According to current ARC Director Carmen Lowe, Tufts' program also allows students who specialize in a subject area to pursue that class as a fellow.

As a political science and sociology major, Lownds said that he's never "fellowed" a paper that wasn't in a political science or history class-but that doesn't mean he's always been an expert in the specific subject matter of the class.

"What I've told my students is that when I don't have knowledge of the subject I'm discussing, it's more helpful for them, because we can see from a layperson's perspective, how they convey their point," Lownds says.
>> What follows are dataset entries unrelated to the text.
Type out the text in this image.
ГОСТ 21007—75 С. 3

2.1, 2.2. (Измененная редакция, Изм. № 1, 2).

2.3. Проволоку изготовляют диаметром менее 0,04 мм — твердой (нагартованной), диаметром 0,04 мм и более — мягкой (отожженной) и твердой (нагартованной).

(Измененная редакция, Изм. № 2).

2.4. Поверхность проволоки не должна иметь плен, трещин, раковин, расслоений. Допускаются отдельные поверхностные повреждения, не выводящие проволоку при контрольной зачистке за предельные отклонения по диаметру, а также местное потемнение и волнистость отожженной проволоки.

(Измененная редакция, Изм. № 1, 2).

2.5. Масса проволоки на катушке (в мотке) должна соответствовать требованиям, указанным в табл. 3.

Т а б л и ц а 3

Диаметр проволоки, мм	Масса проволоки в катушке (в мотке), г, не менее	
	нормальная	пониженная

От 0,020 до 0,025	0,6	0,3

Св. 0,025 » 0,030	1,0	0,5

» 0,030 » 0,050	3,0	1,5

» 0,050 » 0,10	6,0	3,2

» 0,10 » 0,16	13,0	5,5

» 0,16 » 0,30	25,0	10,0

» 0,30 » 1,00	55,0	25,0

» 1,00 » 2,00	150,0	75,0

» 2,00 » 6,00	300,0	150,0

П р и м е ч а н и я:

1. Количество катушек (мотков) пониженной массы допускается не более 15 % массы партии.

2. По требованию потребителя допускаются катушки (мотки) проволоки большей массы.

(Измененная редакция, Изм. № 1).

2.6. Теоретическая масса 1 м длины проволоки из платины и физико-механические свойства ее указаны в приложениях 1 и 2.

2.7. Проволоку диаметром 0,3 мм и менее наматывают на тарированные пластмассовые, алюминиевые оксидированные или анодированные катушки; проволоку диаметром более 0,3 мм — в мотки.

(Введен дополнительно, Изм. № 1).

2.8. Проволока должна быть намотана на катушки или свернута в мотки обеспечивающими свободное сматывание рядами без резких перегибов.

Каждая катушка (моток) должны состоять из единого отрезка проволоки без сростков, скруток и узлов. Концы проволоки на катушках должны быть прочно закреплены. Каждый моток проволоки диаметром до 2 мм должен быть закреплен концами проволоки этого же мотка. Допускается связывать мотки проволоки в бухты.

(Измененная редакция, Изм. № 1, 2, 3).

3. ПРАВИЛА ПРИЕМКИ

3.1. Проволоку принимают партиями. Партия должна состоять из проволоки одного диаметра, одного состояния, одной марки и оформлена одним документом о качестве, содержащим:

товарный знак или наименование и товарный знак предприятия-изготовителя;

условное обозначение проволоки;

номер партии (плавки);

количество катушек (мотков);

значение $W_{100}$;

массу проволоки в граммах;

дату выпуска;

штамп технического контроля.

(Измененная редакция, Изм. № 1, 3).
English and philosophy major Tanya Hajjar (A'09), on the other hand, says that initially she found it daunting to fellow a political science course, but soon discovered that the skills she learned as a fellow were very transferable.

"Good writing is good writing," says Hajjar, who is also a head Writing Fellow.

For those still leery about not having a full grasp of a certain subject, that is where "The Writer's Craft" comes in. The semester-long course, mandatory for all Writing Fellows, includes an introduction to paper-writing tactics for various subjects.

While the program has a regular base of disciplines, that roster also changes based on the types of courses being offered in an academic year. This year, for instance, the Writing Fellows program latched onto the 200-member "Introduction to Community Health" course. While that reduces the total number of classes the program can accommodate from about 15 to10, Lowe says it's worth it.

"We've decided that it really helps to have Writing Fellows in Community Health, because many students in the class are freshmen and sophomores and the class does have multiple writing assignments, so it's a good class to give a lot of attention to the students," she explains.

The Writing Fellows program attracts a large number of highly qualified students, with directors accepting roughly one in four applicants. According to ARC assistant director Amalia Jiva, the job calls on more than just a fellow's editing skills.

"The interpersonal aspect of this position is at least as important, if not more important, that their interest and skill in writing," she says.

"You don't just get a paper, mark it up and hand it back, instead it's more of a conversation where you get a student to come to some sort of insight about their own paper," says Hajjar.

For most fellows, gaining insight is as important as providing it.

"Fellowing has made me more conscious about certain traps that writers fall into, like clichéd openings, awkward syntax-if you read enough papers, you see these clumsy bits of writing, internalize them, and then when I'm writing myself, I see myself falling into these traps, and fix them," says Hajjar.

And such benefits tend to follow the fellows into their lives post-college, as evidenced by the myriad emails the directors get from alumni, praising their Writing Fellows experience.

"After they graduate, the Writing Fellows always email us and tell us that something they're doing out in the real world is pertinent to having been a fellow," says Lowe. "I know one of our alums is in Dharamsala, India, helping to establish a writing center and school for Tibetan refugees-they're doing amazing things."

Profile by Charlotte Steinway (A'10).